Choosing the right vacuum pump for your needs:When it comes to selecting the correct vacuum pump for your application there are a number of issues that need to be considered. There is a vast array of vacuum pumps available: Rotary Vane, Diaphragm, Screw and Turbo pumps, just to name a few. The two main specs required for selecting the correct pump are the vacuum level and the flow rate. Once these have been established the range of pumps available for your application will be less confusing.
The next thing you need to look at is the application itself. Is it a clean room application? Is it a large industrial job where there is plenty of water vapour?
These elements need to be discussed and considered carefully. The next subject is the material of the pump. Some applications are subject to a high amount of corrosive or acidic vapours, so Teflon or stainless steel will need to be a major component of the pump. Some pumps however cannot offer a high grade of protection so a special type of oil is required. This is the case with rotary vane pumps.
Power supply is another important aspect. This can be single phase, three phase, DC supply; sometimes even frequency converters are necessary.

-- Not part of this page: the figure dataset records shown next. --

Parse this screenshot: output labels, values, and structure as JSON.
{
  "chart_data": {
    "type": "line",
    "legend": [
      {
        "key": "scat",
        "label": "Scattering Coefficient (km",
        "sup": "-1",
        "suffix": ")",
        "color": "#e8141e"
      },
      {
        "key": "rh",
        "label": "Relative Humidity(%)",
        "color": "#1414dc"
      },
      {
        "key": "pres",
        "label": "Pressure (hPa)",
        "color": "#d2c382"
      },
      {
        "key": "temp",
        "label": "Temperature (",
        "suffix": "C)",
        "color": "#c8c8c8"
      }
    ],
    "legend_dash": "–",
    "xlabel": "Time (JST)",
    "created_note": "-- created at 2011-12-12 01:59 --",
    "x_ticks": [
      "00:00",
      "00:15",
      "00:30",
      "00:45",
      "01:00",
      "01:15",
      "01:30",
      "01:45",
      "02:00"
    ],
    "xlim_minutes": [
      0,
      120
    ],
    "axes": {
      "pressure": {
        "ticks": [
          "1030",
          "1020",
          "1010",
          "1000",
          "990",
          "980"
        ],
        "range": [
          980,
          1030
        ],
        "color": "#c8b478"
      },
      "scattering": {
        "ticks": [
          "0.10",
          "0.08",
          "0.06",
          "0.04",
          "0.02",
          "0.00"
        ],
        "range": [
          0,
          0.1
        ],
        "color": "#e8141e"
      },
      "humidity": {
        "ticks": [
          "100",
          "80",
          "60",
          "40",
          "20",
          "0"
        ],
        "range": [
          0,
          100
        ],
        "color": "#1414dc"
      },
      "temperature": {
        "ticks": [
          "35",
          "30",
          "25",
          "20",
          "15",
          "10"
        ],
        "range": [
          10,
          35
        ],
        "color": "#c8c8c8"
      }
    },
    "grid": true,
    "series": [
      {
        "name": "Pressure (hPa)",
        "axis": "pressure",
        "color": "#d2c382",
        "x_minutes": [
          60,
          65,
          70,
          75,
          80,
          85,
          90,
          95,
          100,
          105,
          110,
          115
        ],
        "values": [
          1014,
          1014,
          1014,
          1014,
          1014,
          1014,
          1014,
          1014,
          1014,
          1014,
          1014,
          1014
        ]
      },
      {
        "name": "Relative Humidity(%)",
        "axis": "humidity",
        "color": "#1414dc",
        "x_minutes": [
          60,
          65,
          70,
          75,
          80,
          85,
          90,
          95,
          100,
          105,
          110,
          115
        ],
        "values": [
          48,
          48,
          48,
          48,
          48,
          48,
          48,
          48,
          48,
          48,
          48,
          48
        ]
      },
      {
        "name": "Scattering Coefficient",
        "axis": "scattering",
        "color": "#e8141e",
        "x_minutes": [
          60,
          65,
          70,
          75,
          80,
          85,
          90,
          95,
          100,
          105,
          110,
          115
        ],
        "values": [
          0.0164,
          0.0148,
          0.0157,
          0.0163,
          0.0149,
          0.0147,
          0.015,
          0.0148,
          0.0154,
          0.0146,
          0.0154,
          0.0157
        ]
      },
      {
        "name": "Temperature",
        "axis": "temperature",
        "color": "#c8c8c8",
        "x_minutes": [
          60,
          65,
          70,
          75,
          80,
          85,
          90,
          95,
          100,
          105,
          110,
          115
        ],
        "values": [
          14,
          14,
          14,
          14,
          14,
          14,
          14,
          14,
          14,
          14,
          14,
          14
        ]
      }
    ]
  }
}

It is important that you also consider the type of protection required. The pump could be in a hazardous area, which could possibly cause an explosion if the motor is not of the correct protection class.

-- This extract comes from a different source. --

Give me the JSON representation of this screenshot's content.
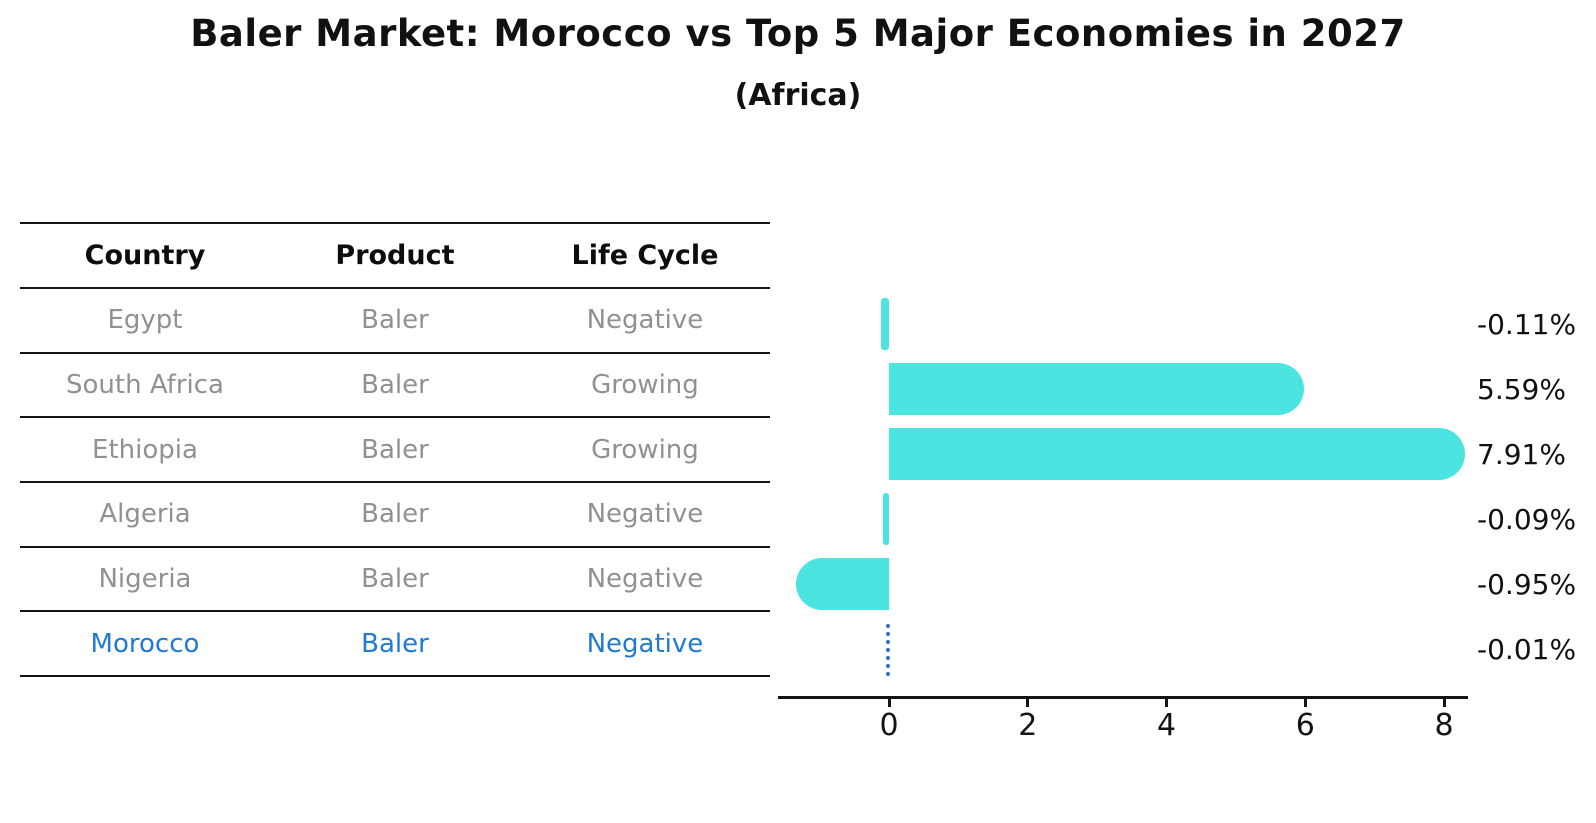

As you can see there are a number of variations and performance elements that need to be taken into account when selecting a vacuum pump for your next job. If you are unsure about what is available or need assistance then please contact us for expert advice.
Continuous duty. Vacuum pumps available cover the range all the way from the highest quality European laboratory vacuum pumps all the way down to our budget and very economic vacuum pumps from as low as $395.00. A $395.00 vacuum pump can run forever, at or near, maximum vacuum pressure. However continuous duty at rough vacuum pressures increases exhaust vapour and reduces oil pressure. Coupled with any contamination from the application, the life of the pump will be reduced. Price wise, it is at the lower end of the price/value ladder so expectations should be proportional to the price. A similar high quality laboratory or European manufactured pump could be around $5,000.
Experiencing Poor Vacuum?Ultimate vacuum will not be instantaneous. It is relative to pump capacity and system size. If it appears the rotary pump is not achieving high vacuum, check as follows:
Oil level correct when pumping.
All fitting hoses are tight and valves shut.
If no improvement is achieved, check with a known good McLeod gauge or digital electronic gauge. An adequate vacuum measurement for the refrigeration industry can only be determined with a good quality and accurate digital vacuum gauge. For general vacuum measurement and depending on whether the user already has refrigeration gauges and hoses (excluding the vacuum gauge), you could add on an independent dial vacuum gauge or if you do not have any of the above, buy a manifold with an integrated dial vacuum gauge. These would both also require some adaptors. This assumes a strictly DIY approach as professional installers would not use a dial vacuum gauge.
Alternatively, carry out the following procedure:
Remove pump from system.
Connect gauge to suction fitting positively sealed.
Run pump. A McLeod gauge should indicate a vacuum of between 50 and 1 micron. An electronic gauge will show approximately 250 to 20 micron after five minutes, depending on the type of pump.